We passed Kimberly’s fav coffee shop *ding!* While it was a bit overcast, the ride over the Annapolis bridge was impressive.

A perfect morning to ride for miles.

The first bridge was bike friendly, next one not so much.

Chesapeake Bay Bridge as seen from our transfer bus.

Super fun.

In the middle of the DelMarVa plains, we were buzzed by a plane. Don’t see crop dusters too often!

If the crop duster didn’t scare you, then the cascading irrigation that reached across the entire road really made you wonder what your body was absorbing that day.

Watch the video —>

The aid stations were great with volunteers yelling and encouraging everyone. The sun tried to poke out now and then, but I think most of us were happy to not bake in heat. I’m not sure if higher temps would have slowed down Kim who had a borrowed pair of Zipp 404’s. She was constantly driving the pace and showing us boys who was the most fit. She easily could have dropped us but chose to hang back and keep it fun.

Kimberly once again driving the pace.
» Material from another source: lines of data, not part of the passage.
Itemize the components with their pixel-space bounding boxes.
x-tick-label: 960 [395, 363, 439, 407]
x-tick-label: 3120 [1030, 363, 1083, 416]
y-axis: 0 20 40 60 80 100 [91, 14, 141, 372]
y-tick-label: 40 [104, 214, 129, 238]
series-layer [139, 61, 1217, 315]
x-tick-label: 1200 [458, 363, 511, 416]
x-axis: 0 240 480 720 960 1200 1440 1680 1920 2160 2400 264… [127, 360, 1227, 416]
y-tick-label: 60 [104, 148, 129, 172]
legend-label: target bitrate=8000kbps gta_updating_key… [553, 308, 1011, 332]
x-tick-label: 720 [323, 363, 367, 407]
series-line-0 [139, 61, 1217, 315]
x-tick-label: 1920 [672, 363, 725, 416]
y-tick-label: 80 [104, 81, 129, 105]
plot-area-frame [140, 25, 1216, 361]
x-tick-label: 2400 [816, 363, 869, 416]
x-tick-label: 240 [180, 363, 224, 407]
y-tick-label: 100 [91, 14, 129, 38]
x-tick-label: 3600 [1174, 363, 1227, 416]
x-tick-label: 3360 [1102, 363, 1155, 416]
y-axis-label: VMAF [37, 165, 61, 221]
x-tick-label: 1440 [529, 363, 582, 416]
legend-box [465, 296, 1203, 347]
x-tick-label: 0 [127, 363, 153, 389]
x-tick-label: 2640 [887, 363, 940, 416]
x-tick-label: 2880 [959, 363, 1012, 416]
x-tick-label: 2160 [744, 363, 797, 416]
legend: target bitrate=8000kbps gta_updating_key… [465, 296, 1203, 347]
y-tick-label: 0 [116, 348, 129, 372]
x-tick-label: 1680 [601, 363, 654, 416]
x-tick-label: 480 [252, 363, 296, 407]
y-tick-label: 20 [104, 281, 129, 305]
Just out of frame is Harris hanging onto a passing truck to catch up.

Towards the end the skies grew dark and threatened rain. Jay was having none of that!

No group ride is complete without someone blowing a tire. Seems Kim is an over-achiever.

When he got bored, Harris would give his front tire a rest. For blocks. Kim was laughing so hard her face was bright red!

Watch the video —>

“What’s ‘Scrapple’ you ask?” I explained you just take off “..ple” and that sums it up

I always wish I took more photos, but thankfully Ty and Abram were there to get some shots, including this one of Jerry Holloway who manages the Lindsay VW dealership.

Lindsay auto group had a big group riding but these two dropped the rest

A big thank you to all the Lindsay family for encouraging us to participate with them in this very worthwhile event. They helped Gripped Racing raise over $3,000 through BikeToTheBeach.Org benefiting AutismSpeaks.Org !!

For the most part cars gave us room, and we arrived to Dewey in good shape.

Rolling into Dewey and past East of Maui where I once worked.

A Dewey staple, The Starboard.

I want to be just like Harris.

Pro skillz.

Great people to spend a day riding with.

Alex took his time and arrived a bit behind us but no less thrilled to have put in an honest day of work on a beautiful machine. He finished the longest ride of his cycling career with 104 miles in the bag.

Road century – check!

Stoked.

Harris wished he had a marker.

Post-ride recovery or just lighter fluid? Its name is a Dewey Devil.

We have to give a big shout out to Steph who is nursing an Achilles injury and could not join, but she still stepped up to support by driving half of us back in the team car. All said and done, Bike to the Beach is a very well-run event and one I’d highly recommend for anyone in the Mid-Atlantic region. See you there next year!